HCACUC approval must be obtained prior to any changes in approved protocols. 

Post-Approval Monitoring

The purpose of the Post-Approval Monitoring (PAM) Program is to ensure that research and teaching activities that involve live, vertebrate, non-human animals are conducted in accordance with all applicable federal laws, regulations and policies, and are consistent with the Principal Investigator’s (P.I.) IACUC-approved Animal Care and Use Protocol. In addition to providing continuing IACUC regulatory oversight of animal activities, PAM should also serve as a valuable educational tool with the goal of achieving a culture of openness and compliance.

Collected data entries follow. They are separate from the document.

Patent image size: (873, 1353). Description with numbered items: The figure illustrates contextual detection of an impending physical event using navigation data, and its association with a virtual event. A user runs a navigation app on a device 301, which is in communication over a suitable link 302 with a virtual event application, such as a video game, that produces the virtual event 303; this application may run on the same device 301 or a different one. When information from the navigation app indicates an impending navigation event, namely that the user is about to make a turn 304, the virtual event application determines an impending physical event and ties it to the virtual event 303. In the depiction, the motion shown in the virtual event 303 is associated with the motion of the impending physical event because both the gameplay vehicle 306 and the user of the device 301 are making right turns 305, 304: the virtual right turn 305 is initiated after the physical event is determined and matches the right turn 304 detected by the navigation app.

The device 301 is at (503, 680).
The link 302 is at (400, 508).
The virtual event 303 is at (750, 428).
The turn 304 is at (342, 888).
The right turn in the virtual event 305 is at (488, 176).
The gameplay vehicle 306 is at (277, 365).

The goal of the Hope College Animal Care and Use Committee (HCACUC) is that each approved protocol will go through the PAM process at least once, and some protocols will be evaluated more frequently than that. A Committee member will be assigned a protocol, and through the Chairperson, will coordinate a time to meet with the PI. This meeting may coincide with surgeries, behavioral testing or other activities (such as restraint) so that procedures may be observed. It is the goal of the HCACUC to be as unobtrusive as possible, while still fulfilling its responsibilities.

There will be a brief discussion about how the project has been going, with particular focus on any deviations from the protocol or adverse events experienced. Any deficiencies or deviations from the approved protocol (including amendments) will be noted and corrective actions and timelines will be established at the time of the visit. The PAM report will be provided to the HCACUC for review and discussion (via email if a regularly scheduled Review meeting is not imminent). The PI will be given the final report. If the deficiency or deviation is considered significant, is not corrected within the allotted timeframe, or if there are repeated deficiencies or deviations, the HCACUC will determine any further corrective action. OLAW, and/or USDA will be notified as appropriate, based on corrective action taken and per agency requirements.

The HCACUC understands that unforeseen outcomes are a natural part of animal research. The goal of PAM is not to be punitive, rather to be helpful in resolving problems and supporting an atmosphere of transparency while fulfilling its responsibilities as outlined by federal agencies.